Finalmente, o controle da inflação e a redução dos juros permitiu também ao Tesouro Nacional seguir, até então, emitindo novos títulos sob taxas relativamente baixas mesmo diante da situação adversa em que nos encontramos – títulos esses usados em conjunto com o colchão de liquidez para a rolagem da dívida.
Nesse sentido, vale ressaltar o encurtamento do prazo observado em novas emissões como sinalização da gradual deterioração das expectativas sobre a situação fiscal futura, reforçando a importância da manutenção dos gastos sob controle no pós pandemia.
Conclusão
A história econômica no Brasil é marcada por crises e desafios no âmbito do endividamento e da saúde das contas públicas, e o caminho para a credibilidade fiscal não é simples e nem será rápido – especialmente após a crise atual.
No entanto, os avanços institucionais observados nas últimas décadas e as ferramentas disponíveis ao gerenciamento da dívida não podem nem devem ser negligenciados, mesmo diante de grandes riscos como os observados hoje na frente fiscal.
Em um contexto onde o caminho entre o desafio fiscal e a insolvência é longo – passando antes por graves períodos inflacionários, aumento de risco país, redução de grau de investimento, pressão cambial, fuga de capitais e até renegociação – hoje não vislumbramos reais problemas de solvência do nosso Tesouro, ainda vendo nesse ativo o menor risco de crédito no Brasil.

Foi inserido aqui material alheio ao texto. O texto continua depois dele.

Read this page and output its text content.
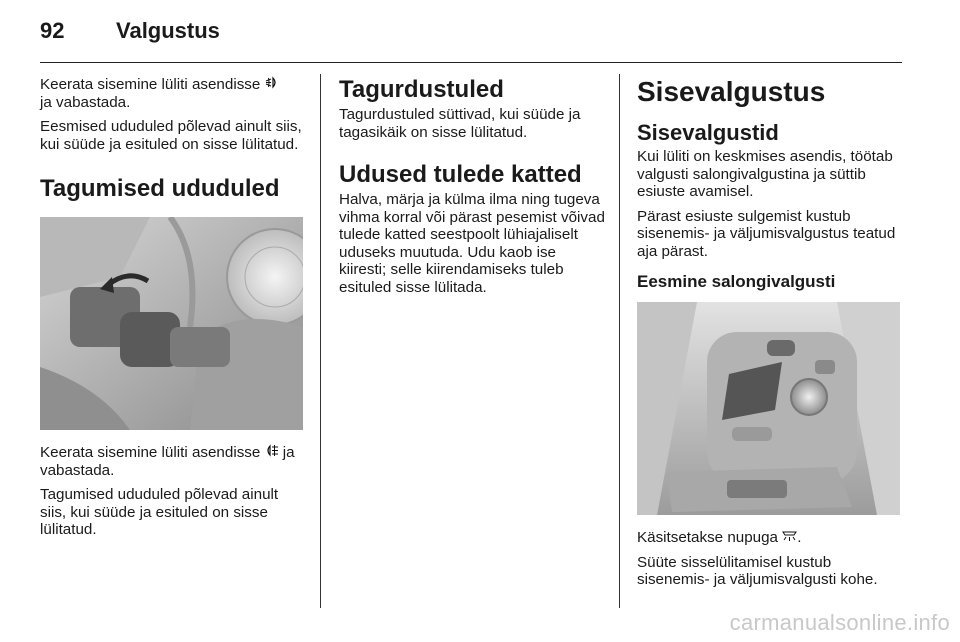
92 Valgustus

Keerata sisemine lüliti asendisse
ja vabastada.

Eesmised ududuled põlevad ainult siis, kui süüde ja esituled on sisse lülitatud.

Tagumised ududuled

Keerata sisemine lüliti asendisse  ja vabastada.

Tagumised ududuled põlevad ainult siis, kui süüde ja esituled on sisse lülitatud.

Tagurdustuled

Tagurdustuled süttivad, kui süüde ja tagasikäik on sisse lülitatud.

Udused tulede katted

Halva, märja ja külma ilma ning tugeva vihma korral või pärast pesemist võivad tulede katted seestpoolt lühiajaliselt uduseks muutuda. Udu kaob ise kiiresti; selle kiirendamiseks tuleb esituled sisse lülitada.

Sisevalgustus
Sisevalgustid

Kui lüliti on keskmises asendis, töötab valgusti salongivalgustina ja süttib esiuste avamisel.

Pärast esiuste sulgemist kustub sisenemis- ja väljumisvalgustus teatud aja pärast.

Eesmine salongivalgusti

Käsitsetakse nupuga .

Süüte sisselülitamisel kustub sisenemis- ja väljumisvalgusti kohe.

carmanualsonline.info
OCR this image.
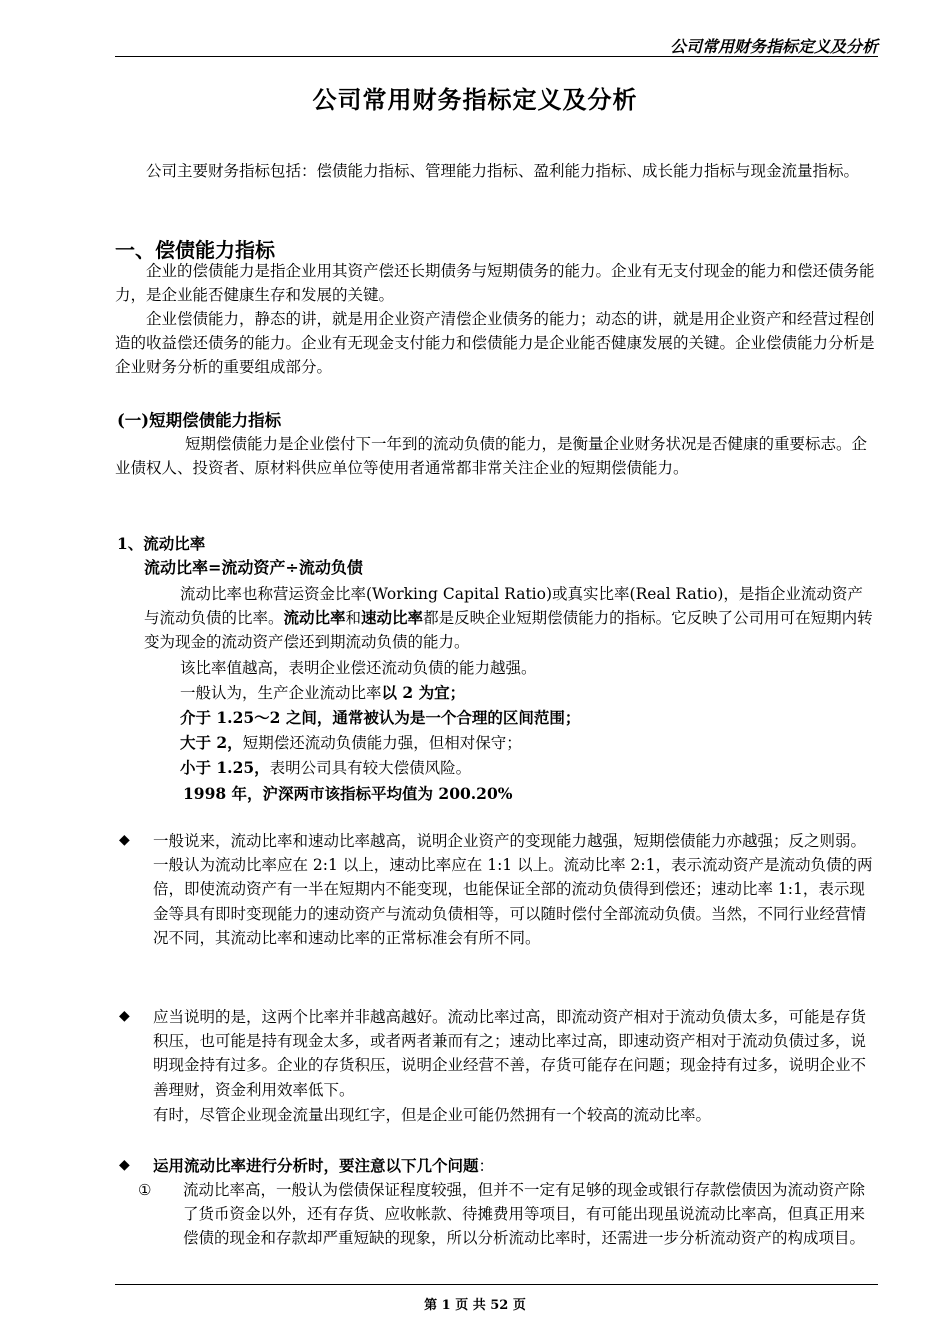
公司常用财务指标定义及分析
公司常用财务指标定义及分析
公司主要财务指标包括：偿债能力指标、管理能力指标、盈利能力指标、成长能力指标与现金流量指标。
一、偿债能力指标
企业的偿债能力是指企业用其资产偿还长期债务与短期债务的能力。企业有无支付现金的能力和偿还债务能力，是企业能否健康生存和发展的关键。
企业偿债能力，静态的讲，就是用企业资产清偿企业债务的能力；动态的讲，就是用企业资产和经营过程创造的收益偿还债务的能力。企业有无现金支付能力和偿债能力是企业能否健康发展的关键。企业偿债能力分析是企业财务分析的重要组成部分。
(一)短期偿债能力指标
短期偿债能力是企业偿付下一年到的流动负债的能力，是衡量企业财务状况是否健康的重要标志。企业债权人、投资者、原材料供应单位等使用者通常都非常关注企业的短期偿债能力。
1、流动比率
流动比率=流动资产÷流动负债
流动比率也称营运资金比率(Working Capital Ratio)或真实比率(Real Ratio)，是指企业流动资产与流动负债的比率。流动比率和速动比率都是反映企业短期偿债能力的指标。它反映了公司用可在短期内转变为现金的流动资产偿还到期流动负债的能力。
该比率值越高，表明企业偿还流动负债的能力越强。
一般认为，生产企业流动比率以 2 为宜；
介于 1.25～2 之间，通常被认为是一个合理的区间范围；
大于 2，短期偿还流动负债能力强，但相对保守；
小于 1.25，表明公司具有较大偿债风险。
1998 年，沪深两市该指标平均值为 200.20%
◆ 一般说来，流动比率和速动比率越高，说明企业资产的变现能力越强，短期偿债能力亦越强；反之则弱。一般认为流动比率应在 2:1 以上，速动比率应在 1:1 以上。流动比率 2:1，表示流动资产是流动负债的两倍，即使流动资产有一半在短期内不能变现，也能保证全部的流动负债得到偿还；速动比率 1:1，表示现金等具有即时变现能力的速动资产与流动负债相等，可以随时偿付全部流动负债。当然，不同行业经营情况不同，其流动比率和速动比率的正常标准会有所不同。
◆ 应当说明的是，这两个比率并非越高越好。流动比率过高，即流动资产相对于流动负债太多，可能是存货积压，也可能是持有现金太多，或者两者兼而有之；速动比率过高，即速动资产相对于流动负债过多，说明现金持有过多。企业的存货积压，说明企业经营不善，存货可能存在问题；现金持有过多，说明企业不善理财，资金利用效率低下。
有时，尽管企业现金流量出现红字，但是企业可能仍然拥有一个较高的流动比率。
◆ 运用流动比率进行分析时，要注意以下几个问题：
① 流动比率高，一般认为偿债保证程度较强，但并不一定有足够的现金或银行存款偿债因为流动资产除了货币资金以外，还有存货、应收帐款、待摊费用等项目，有可能出现虽说流动比率高，但真正用来偿债的现金和存款却严重短缺的现象，所以分析流动比率时，还需进一步分析流动资产的构成项目。
第 1 页 共 52 页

Pelo contrário, acreditamos que hoje ainda temos boas oportunidades de investimento no Tesouro Direto. Além do baixo risco, hoje os títulos públicos de vencimento longo ainda apresentam taxas mais elevadas para novos investimentos do que aquelas oferecidas no começo do ano, por exemplo. Isso porque ainda estamos em um cenário relativamente mais incerto do que há seis meses.
De todo modo, mesmo que as taxas reduzam, acreditamos que o investimento em Tesouro Direto é uma excelente alternativa para quem busca aplicar sua reserva de emergência (Tesouro Selic) ou para quem tem objetivos claros e deseja previsibilidade, tanto em termos de segurança quanto de prazo.
E tudo isso lembrando que não apostaríamos nossas fichas em um calote soberano no momento – e é sempre possível acompanhar qualquer sinal de alerta para tomar as melhores decisões.